Darn! I’ll bet he just knew he’d left out something. Maybe in the second edition he can add this helpful road map to the peaceful millennium as an appendix. “Oh, by the way,” he may say, “in the unlikely event that you decide to take anything I say seriously, here’s how to go about the establishment of world peace.” But the omission is not a serious one to Richard Falk, who writes that “even if there is no practical fulfillment of Mr. Schell”s ideas for security and world order, his book at the very least belongs on the very narrow shelf of classic studies of alternatives to the war system.”


“The war system”? For there to be a war system — as opposed to just “the system” which happens, from time to time, to produce war — there must also be a peace system, now mustn’t there? The logic is inescapable. Yet no one has ever experienced the putative peace system. As a matter of fact, the existence of this peace system is precisely what Falk is attempting to establish by positing the existence of “the war system.” This is what is known in logic as begging the question. It is a mistake. An error. A solecism. But we don’t recognize it as such because we are so used to making similar errors that we can hardly see them as errors anymore.


For where do you suppose he got the idea of “the war system”? I think he got it from the same place that previous generations of revolutionaries got “sexism” and “imperialism” and “capitalism.” All are fictitious names whose purpose is to establish, quite falsely, that the world of things-as-they-are is merely contingent and the result of some wrong turn in the distant past, or else an inevitable tide of history moving us from one (bad) thing to another (better) one. Ultimately, they all derive from Karl Marx’s most famous dictum: Philosophers have explained the world; the point, however, is to change it.

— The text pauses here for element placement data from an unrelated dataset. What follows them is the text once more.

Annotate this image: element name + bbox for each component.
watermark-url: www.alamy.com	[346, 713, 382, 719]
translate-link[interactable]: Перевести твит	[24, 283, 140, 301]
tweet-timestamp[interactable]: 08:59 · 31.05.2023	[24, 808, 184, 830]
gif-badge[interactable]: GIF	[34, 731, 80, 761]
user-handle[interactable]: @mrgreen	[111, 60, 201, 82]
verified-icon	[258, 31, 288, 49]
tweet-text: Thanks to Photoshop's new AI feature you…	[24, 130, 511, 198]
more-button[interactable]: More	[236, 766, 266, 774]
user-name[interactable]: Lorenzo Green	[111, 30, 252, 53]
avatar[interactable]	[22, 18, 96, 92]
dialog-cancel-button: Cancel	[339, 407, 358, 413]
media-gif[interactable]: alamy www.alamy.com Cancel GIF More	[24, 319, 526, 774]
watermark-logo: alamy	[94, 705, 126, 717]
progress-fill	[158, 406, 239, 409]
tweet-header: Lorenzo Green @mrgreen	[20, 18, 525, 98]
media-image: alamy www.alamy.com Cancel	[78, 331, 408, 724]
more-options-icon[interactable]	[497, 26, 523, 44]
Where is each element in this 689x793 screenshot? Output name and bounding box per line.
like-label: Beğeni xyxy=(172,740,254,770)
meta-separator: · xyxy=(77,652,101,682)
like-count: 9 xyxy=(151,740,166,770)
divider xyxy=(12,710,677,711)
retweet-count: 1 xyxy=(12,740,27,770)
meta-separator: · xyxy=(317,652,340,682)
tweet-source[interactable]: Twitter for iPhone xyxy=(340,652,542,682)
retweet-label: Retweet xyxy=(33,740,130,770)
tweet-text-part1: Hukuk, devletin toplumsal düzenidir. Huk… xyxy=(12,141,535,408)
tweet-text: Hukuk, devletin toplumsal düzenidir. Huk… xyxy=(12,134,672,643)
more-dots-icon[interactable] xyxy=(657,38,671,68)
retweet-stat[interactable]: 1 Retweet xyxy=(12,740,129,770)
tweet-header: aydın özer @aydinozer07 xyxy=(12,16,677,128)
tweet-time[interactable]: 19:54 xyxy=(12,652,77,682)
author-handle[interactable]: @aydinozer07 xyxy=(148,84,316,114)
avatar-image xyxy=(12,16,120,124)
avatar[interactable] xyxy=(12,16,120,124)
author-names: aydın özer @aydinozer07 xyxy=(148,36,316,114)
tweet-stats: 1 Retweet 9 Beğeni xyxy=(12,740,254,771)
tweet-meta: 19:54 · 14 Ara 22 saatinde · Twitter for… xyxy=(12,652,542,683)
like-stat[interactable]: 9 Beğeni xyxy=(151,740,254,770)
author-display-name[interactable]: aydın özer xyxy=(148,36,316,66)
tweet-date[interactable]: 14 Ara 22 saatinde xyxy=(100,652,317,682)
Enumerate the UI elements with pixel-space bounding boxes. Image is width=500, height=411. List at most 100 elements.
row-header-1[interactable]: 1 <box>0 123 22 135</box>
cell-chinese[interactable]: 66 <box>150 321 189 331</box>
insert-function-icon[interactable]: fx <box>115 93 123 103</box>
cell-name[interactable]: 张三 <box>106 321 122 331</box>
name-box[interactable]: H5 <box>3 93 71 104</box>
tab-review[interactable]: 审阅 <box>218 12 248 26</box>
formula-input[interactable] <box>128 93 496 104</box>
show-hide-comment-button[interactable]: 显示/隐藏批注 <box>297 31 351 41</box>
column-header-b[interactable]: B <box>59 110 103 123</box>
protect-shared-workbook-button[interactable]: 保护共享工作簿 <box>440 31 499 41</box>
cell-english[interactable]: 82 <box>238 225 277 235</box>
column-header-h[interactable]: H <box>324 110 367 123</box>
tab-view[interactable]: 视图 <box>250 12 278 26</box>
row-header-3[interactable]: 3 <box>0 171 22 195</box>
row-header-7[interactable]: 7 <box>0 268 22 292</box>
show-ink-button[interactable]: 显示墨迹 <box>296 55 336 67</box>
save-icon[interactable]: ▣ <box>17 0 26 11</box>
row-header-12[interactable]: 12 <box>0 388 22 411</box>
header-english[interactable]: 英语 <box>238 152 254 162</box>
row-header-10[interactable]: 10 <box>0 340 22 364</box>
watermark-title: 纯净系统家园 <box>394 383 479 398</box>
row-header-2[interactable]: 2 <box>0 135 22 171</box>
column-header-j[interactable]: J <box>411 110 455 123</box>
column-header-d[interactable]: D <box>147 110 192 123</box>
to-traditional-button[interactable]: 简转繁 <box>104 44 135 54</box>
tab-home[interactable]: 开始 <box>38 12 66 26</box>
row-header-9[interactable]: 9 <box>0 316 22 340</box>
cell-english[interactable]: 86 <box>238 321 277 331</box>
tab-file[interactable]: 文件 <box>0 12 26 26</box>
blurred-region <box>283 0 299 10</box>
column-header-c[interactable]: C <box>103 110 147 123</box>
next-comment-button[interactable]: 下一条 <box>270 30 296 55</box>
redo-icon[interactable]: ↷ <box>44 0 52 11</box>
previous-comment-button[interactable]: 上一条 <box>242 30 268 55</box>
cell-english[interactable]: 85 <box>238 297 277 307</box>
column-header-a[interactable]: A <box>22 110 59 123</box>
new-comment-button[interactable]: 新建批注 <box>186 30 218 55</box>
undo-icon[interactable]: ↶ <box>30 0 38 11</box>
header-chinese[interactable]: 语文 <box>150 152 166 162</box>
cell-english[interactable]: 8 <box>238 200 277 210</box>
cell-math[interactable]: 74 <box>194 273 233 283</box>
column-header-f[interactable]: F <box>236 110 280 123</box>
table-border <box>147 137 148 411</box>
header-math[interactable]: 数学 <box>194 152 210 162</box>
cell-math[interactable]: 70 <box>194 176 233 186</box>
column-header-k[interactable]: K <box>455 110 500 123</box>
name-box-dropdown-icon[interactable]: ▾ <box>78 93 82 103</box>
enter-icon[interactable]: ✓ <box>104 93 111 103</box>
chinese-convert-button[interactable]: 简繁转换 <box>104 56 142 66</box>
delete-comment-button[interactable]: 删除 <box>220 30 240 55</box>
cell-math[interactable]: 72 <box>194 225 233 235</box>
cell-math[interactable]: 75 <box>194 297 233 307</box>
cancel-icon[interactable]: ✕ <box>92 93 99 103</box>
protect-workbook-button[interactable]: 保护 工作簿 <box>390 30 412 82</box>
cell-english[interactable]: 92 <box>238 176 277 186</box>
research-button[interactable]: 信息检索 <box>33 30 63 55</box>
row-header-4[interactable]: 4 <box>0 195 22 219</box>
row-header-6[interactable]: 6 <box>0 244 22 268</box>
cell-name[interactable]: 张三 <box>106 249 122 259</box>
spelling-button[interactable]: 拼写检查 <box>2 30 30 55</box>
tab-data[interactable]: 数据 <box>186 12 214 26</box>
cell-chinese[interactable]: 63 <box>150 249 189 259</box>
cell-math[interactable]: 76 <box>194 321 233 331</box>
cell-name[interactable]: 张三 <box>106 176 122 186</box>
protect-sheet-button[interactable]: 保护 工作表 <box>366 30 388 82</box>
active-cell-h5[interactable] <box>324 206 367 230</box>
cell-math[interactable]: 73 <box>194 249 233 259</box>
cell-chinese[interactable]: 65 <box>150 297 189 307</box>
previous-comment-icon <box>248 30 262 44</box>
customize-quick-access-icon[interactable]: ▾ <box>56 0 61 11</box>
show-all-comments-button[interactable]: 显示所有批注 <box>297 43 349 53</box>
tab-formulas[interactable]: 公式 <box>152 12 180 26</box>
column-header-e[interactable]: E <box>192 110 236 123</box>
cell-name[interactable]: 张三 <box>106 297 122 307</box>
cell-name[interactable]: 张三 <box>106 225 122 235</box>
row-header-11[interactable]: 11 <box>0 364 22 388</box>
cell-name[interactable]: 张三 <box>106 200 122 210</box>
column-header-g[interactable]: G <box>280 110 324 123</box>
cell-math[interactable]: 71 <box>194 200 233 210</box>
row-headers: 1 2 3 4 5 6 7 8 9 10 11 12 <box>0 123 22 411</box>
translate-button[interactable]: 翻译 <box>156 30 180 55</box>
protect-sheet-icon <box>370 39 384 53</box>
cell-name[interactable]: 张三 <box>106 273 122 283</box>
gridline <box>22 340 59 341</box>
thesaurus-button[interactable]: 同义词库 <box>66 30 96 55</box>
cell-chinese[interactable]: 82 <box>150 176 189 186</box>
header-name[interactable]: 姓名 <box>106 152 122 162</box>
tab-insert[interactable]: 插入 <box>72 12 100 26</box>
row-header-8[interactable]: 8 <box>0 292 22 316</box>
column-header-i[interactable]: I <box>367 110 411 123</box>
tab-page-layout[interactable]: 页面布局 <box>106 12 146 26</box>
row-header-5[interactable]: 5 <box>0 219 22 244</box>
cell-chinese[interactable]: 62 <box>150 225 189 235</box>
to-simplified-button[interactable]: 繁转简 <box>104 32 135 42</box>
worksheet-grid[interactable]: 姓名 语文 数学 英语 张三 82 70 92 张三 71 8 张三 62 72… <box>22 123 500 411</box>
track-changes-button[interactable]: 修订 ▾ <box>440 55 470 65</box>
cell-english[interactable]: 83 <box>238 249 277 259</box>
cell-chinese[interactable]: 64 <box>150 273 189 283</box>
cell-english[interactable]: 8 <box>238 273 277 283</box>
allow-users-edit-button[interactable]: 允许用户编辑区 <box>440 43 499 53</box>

The point, rather, is that you can’t change it. Or rather, that the things you can change about it do not include the human tendency to act on greed, fear, prejudice and lust in certain predictable ways. Witness the fact that in spite of all the generations of revolutionaries since Marx, the world is more or less the same — at least with respect to the accumulation of capital and the willingness to make war. Some of the crusaders against these evils have wrought some not unwelcome changes around the margins of the dominant culture, but it would be mere moonshine to suppose that they or any alternative “system” they might propose will ever produce the kind of war-free world that Schell dreams of.